Prime Minister Surayud Chulanont has asked the Finance Ministry to organise another public hearing before resubmitting the draft for Cabinet consideration. He said he did not want the Currency Act issue to cause public conflict with the election drawing near.
Many people no longer trust the central bank, because it made a big mistake in defending the baht and triggering the 1997 economic crisis, he said.
Chalongphob said he wanted the new government and the BOT to create a better public understanding of the issue.
"Then the country can move forward," he said.
However, he said even though the draft was not approved, the BOT would still be able to manage international reserves efficiently and cope with the current volatility of the global market.
Last week, Chalongphob insisted he would resubmit the draft amendments to the Cabinet for a third time after twice withdrawing them from the NLA.
The amendments would allow the central bank greater flexibility in managing the country's international reserves, which currently amount to US$80 billion (Bt2.72 trillion).
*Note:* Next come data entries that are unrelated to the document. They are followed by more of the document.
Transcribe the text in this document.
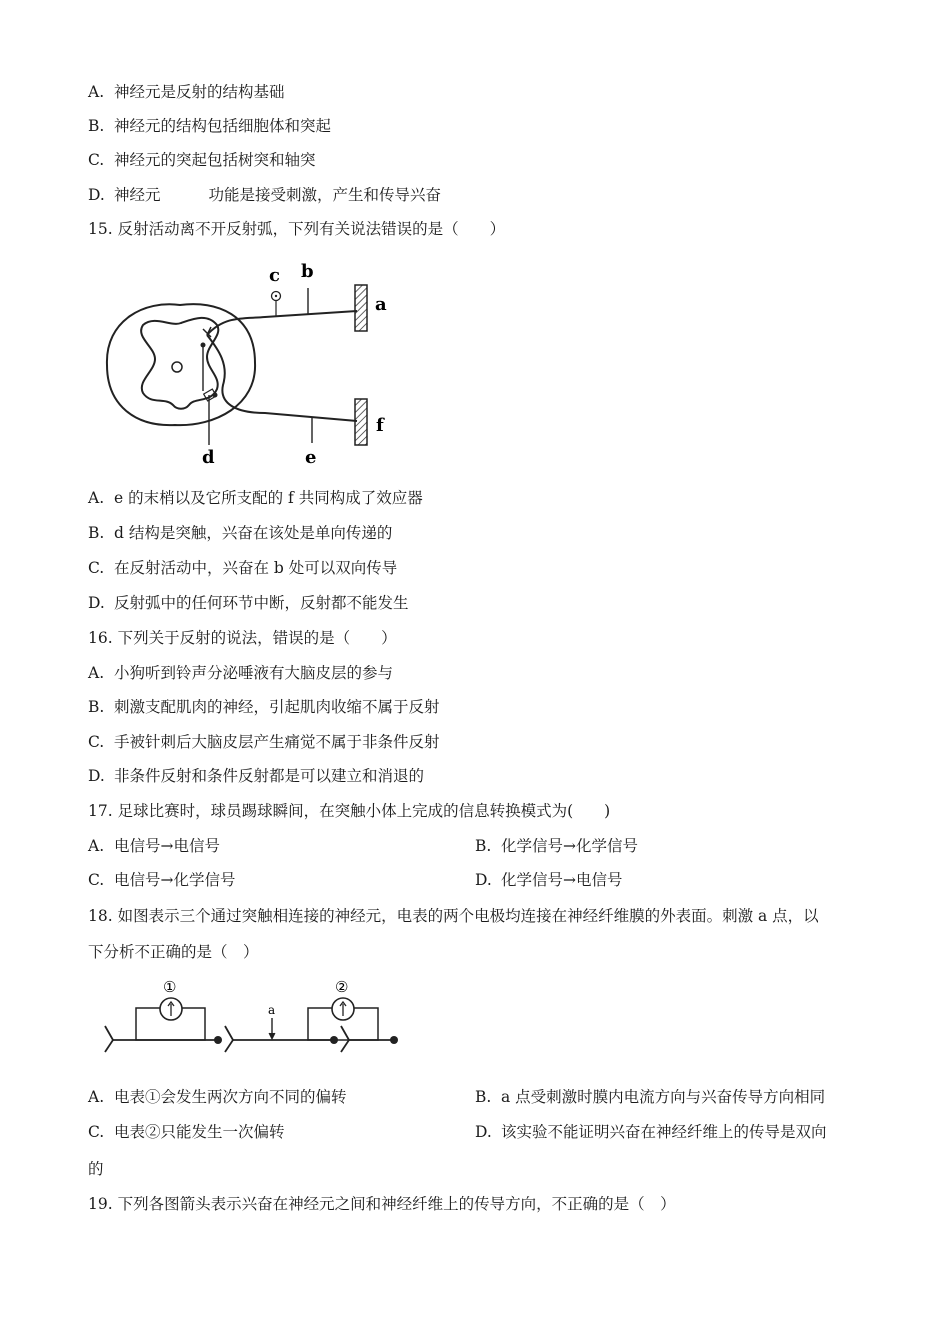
A. 神经元是反射的结构基础
B. 神经元的结构包括细胞体和突起
C. 神经元的突起包括树突和轴突
D. 神经元	功能是接受刺激，产生和传导兴奋
15. 反射活动离不开反射弧，下列有关说法错误的是（　　）
c b
a
f
d	e
A. e 的末梢以及它所支配的 f 共同构成了效应器
B. d 结构是突触，兴奋在该处是单向传递的
C. 在反射活动中，兴奋在 b 处可以双向传导
D. 反射弧中的任何环节中断，反射都不能发生
16. 下列关于反射的说法，错误的是（　　）
A. 小狗听到铃声分泌唾液有大脑皮层的参与
B. 刺激支配肌肉的神经，引起肌肉收缩不属于反射
C. 手被针刺后大脑皮层产生痛觉不属于非条件反射
D. 非条件反射和条件反射都是可以建立和消退的
17. 足球比赛时，球员踢球瞬间，在突触小体上完成的信息转换模式为(　　)
A. 电信号→电信号	B. 化学信号→化学信号
C. 电信号→化学信号	D. 化学信号→电信号
18. 如图表示三个通过突触相连接的神经元，电表的两个电极均连接在神经纤维膜的外表面。刺激 a 点，以
下分析不正确的是（　）
①
a
②
A. 电表①会发生两次方向不同的偏转	B. a 点受刺激时膜内电流方向与兴奋传导方向相同
C. 电表②只能发生一次偏转	D. 该实验不能证明兴奋在神经纤维上的传导是双向
的
19. 下列各图箭头表示兴奋在神经元之间和神经纤维上的传导方向，不正确的是（　）
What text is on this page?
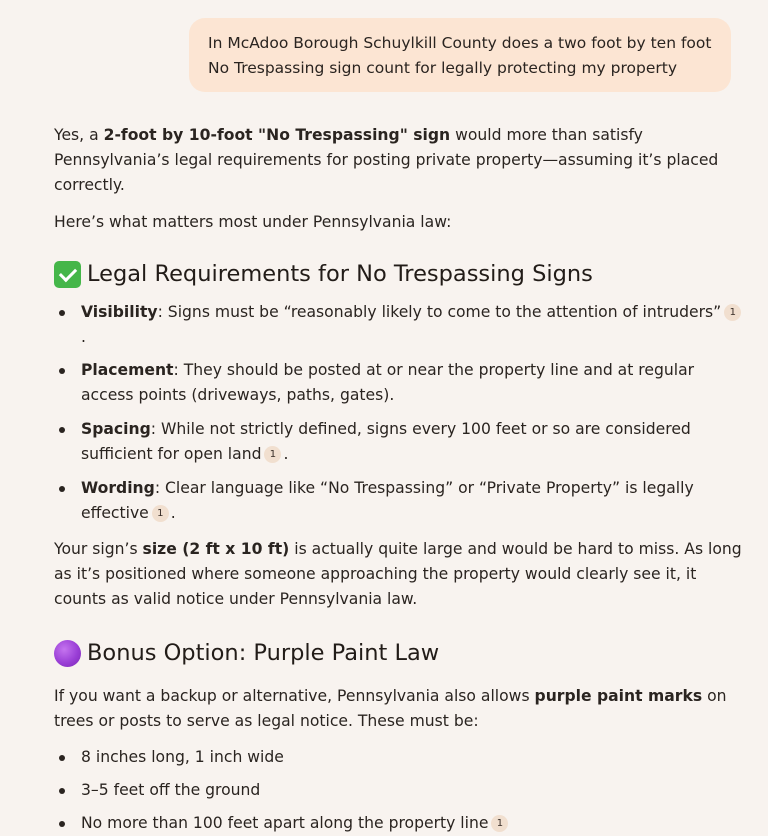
In McAdoo Borough Schuylkill County does a two foot by ten foot
No Trespassing sign count for legally protecting my property

Yes, a 2-foot by 10-foot "No Trespassing" sign would more than satisfy Pennsylvania’s legal requirements for posting private property—assuming it’s placed correctly.

Here’s what matters most under Pennsylvania law:

Legal Requirements for No Trespassing Signs
Visibility: Signs must be “reasonably likely to come to the attention of intruders” 1.
Placement: They should be posted at or near the property line and at regular access points (driveways, paths, gates).
Spacing: While not strictly defined, signs every 100 feet or so are considered sufficient for open land 1 .
Wording: Clear language like “No Trespassing” or “Private Property” is legally effective 1 .

Your sign’s size (2 ft x 10 ft) is actually quite large and would be hard to miss. As long as it’s positioned where someone approaching the property would clearly see it, it counts as valid notice under Pennsylvania law.

Bonus Option: Purple Paint Law

If you want a backup or alternative, Pennsylvania also allows purple paint marks on trees or posts to serve as legal notice. These must be:

8 inches long, 1 inch wide
3–5 feet off the ground
No more than 100 feet apart along the property line 1
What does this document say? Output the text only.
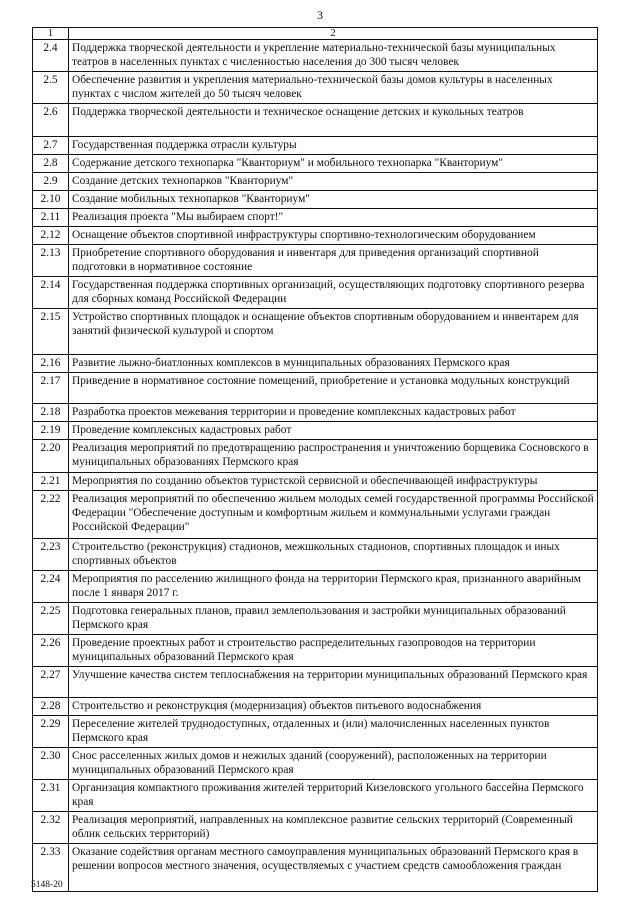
3
1	2
2.4	Поддержка творческой деятельности и укрепление материально-технической базы муниципальных театров в населенных пунктах с численностью населения до 300 тысяч человек
2.5	Обеспечение развития и укрепления материально-технической базы домов культуры в населенных пунктах с числом жителей до 50 тысяч человек
2.6	Поддержка творческой деятельности и техническое оснащение детских и кукольных театров
2.7	Государственная поддержка отрасли культуры
2.8	Содержание детского технопарка "Кванториум" и мобильного технопарка "Кванториум"
2.9	Создание детских технопарков "Кванториум"
2.10	Создание мобильных технопарков "Кванториум"
2.11	Реализация проекта "Мы выбираем спорт!"
2.12	Оснащение объектов спортивной инфраструктуры спортивно-технологическим оборудованием
2.13	Приобретение спортивного оборудования и инвентаря для приведения организаций спортивной подготовки в нормативное состояние
2.14	Государственная поддержка спортивных организаций, осуществляющих подготовку спортивного резерва для сборных команд Российской Федерации
2.15	Устройство спортивных площадок и оснащение объектов спортивным оборудованием и инвентарем для занятий физической культурой и спортом
2.16	Развитие лыжно-биатлонных комплексов в муниципальных образованиях Пермского края
2.17	Приведение в нормативное состояние помещений, приобретение и установка модульных конструкций
2.18	Разработка проектов межевания территории и проведение комплексных кадастровых работ
2.19	Проведение комплексных кадастровых работ
2.20	Реализация мероприятий по предотвращению распространения и уничтожению борщевика Сосновского в муниципальных образованиях Пермского края
2.21	Мероприятия по созданию объектов туристской сервисной и обеспечивающей инфраструктуры
2.22	Реализация мероприятий по обеспечению жильем молодых семей государственной программы Российской Федерации "Обеспечение доступным и комфортным жильем и коммунальными услугами граждан Российской Федерации"
2.23	Строительство (реконструкция) стадионов, межшкольных стадионов, спортивных площадок и иных спортивных объектов
2.24	Мероприятия по расселению жилищного фонда на территории Пермского края, признанного аварийным после 1 января 2017 г.
2.25	Подготовка генеральных планов, правил землепользования и застройки муниципальных образований Пермского края
2.26	Проведение проектных работ и строительство распределительных газопроводов на территории муниципальных образований Пермского края
2.27	Улучшение качества систем теплоснабжения на территории муниципальных образований Пермского края
2.28	Строительство и реконструкция (модернизация) объектов питьевого водоснабжения
2.29	Переселение жителей труднодоступных, отдаленных и (или) малочисленных населенных пунктов Пермского края
2.30	Снос расселенных жилых домов и нежилых зданий (сооружений), расположенных на территории муниципальных образований Пермского края
2.31	Организация компактного проживания жителей территорий Кизеловского угольного бассейна Пермского края
2.32	Реализация мероприятий, направленных на комплексное развитие сельских территорий (Современный облик сельских территорий)
2.33	Оказание содействия органам местного самоуправления муниципальных образований Пермского края в решении вопросов местного значения, осуществляемых с участием средств самообложения граждан
5148-20
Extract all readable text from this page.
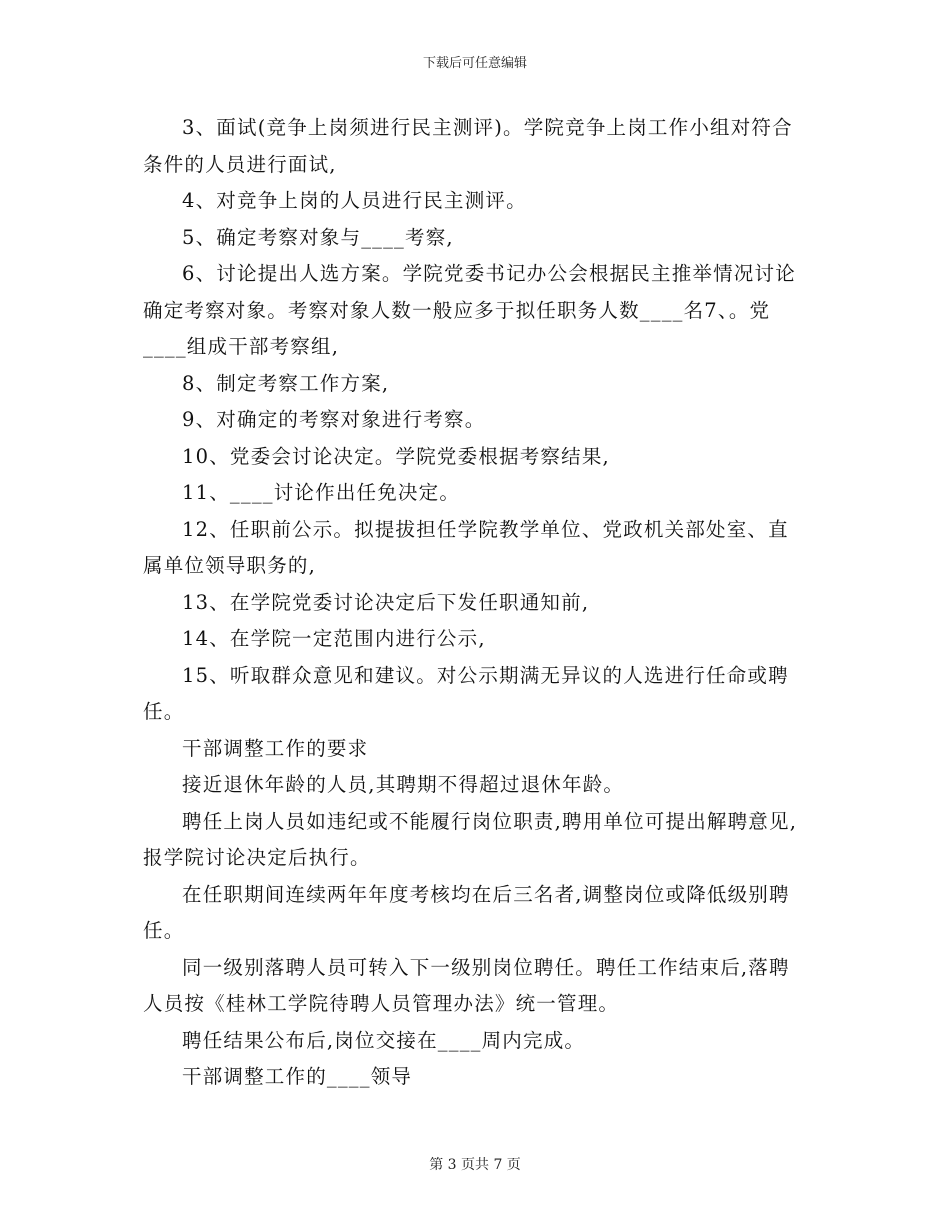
下载后可任意编辑

3、面试(竞争上岗须进行民主测评)。学院竞争上岗工作小组对符合条件的人员进行面试,

4、对竞争上岗的人员进行民主测评。

5、确定考察对象与____考察,

6、讨论提出人选方案。学院党委书记办公会根据民主推举情况讨论确定考察对象。考察对象人数一般应多于拟任职务人数____名7、。党____组成干部考察组,

8、制定考察工作方案,

9、对确定的考察对象进行考察。

10、党委会讨论决定。学院党委根据考察结果,

11、____讨论作出任免决定。

12、任职前公示。拟提拔担任学院教学单位、党政机关部处室、直属单位领导职务的,

13、在学院党委讨论决定后下发任职通知前,

14、在学院一定范围内进行公示,

15、听取群众意见和建议。对公示期满无异议的人选进行任命或聘任。

干部调整工作的要求

接近退休年龄的人员,其聘期不得超过退休年龄。

聘任上岗人员如违纪或不能履行岗位职责,聘用单位可提出解聘意见,报学院讨论决定后执行。

在任职期间连续两年年度考核均在后三名者,调整岗位或降低级别聘任。

同一级别落聘人员可转入下一级别岗位聘任。聘任工作结束后,落聘人员按《桂林工学院待聘人员管理办法》统一管理。

聘任结果公布后,岗位交接在____周内完成。

干部调整工作的____领导

第 3 页共 7 页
The BOT wants the Currency Act amended so it can improve the management of its resources and change the way it accounts for its activities. However, critics and followers of revered monk Luangtha Maha Bua strongly opposed the move.
They argue the central bank would take excessive risks that could deplete Thailand's international reserves in a fashion similar to its actions prior to the 1997 crisis.
The Finance Ministry believes the amendment could also allow the government to use the country's international reserves to repay the debts of the Financial Institutions Development Fund (FIDF), incurred when it bailed out the banking system after the 1997 crisis. The fund's remaining debt is about Bt1 trillion.
Without the amendments to the Currency Act, the FIDF's huge debts remain unsettled.
As for draft amendments to the Frequency Allocation Act that provide for the establishment of a single telecom and broadcasting regulator to be called the National Broadcasting and Telecommunica-tions Commission, they will be forwarded for NLA consideration.
The proposed amendments, initiated by the NLA's science and communications panel, comply with Article 47 of the new Constitution, which provides for the creation of one state telecom and broadcasting regulatory body.
Currently, Thailand has a National Telecommunications Commission, but its sister organisation, the National Broadcasting Commission, was never successfully formed.
In 2005, the Central Administrative Court nullified the process of selecting 14 candidates for seven seats on the broadcasting commission, ruling that the process was unconstitutional.
The draft amendments stipulate the proposed broadcasting and telecommunications commission will consist of nine commissioners: three representing the broadcasting industry and three the telecommunications industry, plus a legal representative, an economist and a consumer-protection advocate.
The proposed commission's main roles will be creating a frequency-management plan, allocating telecommunications and broadcasting spectra, defining types of telecom and broadcasting businesses, issuing licences and determining interconnection regulations.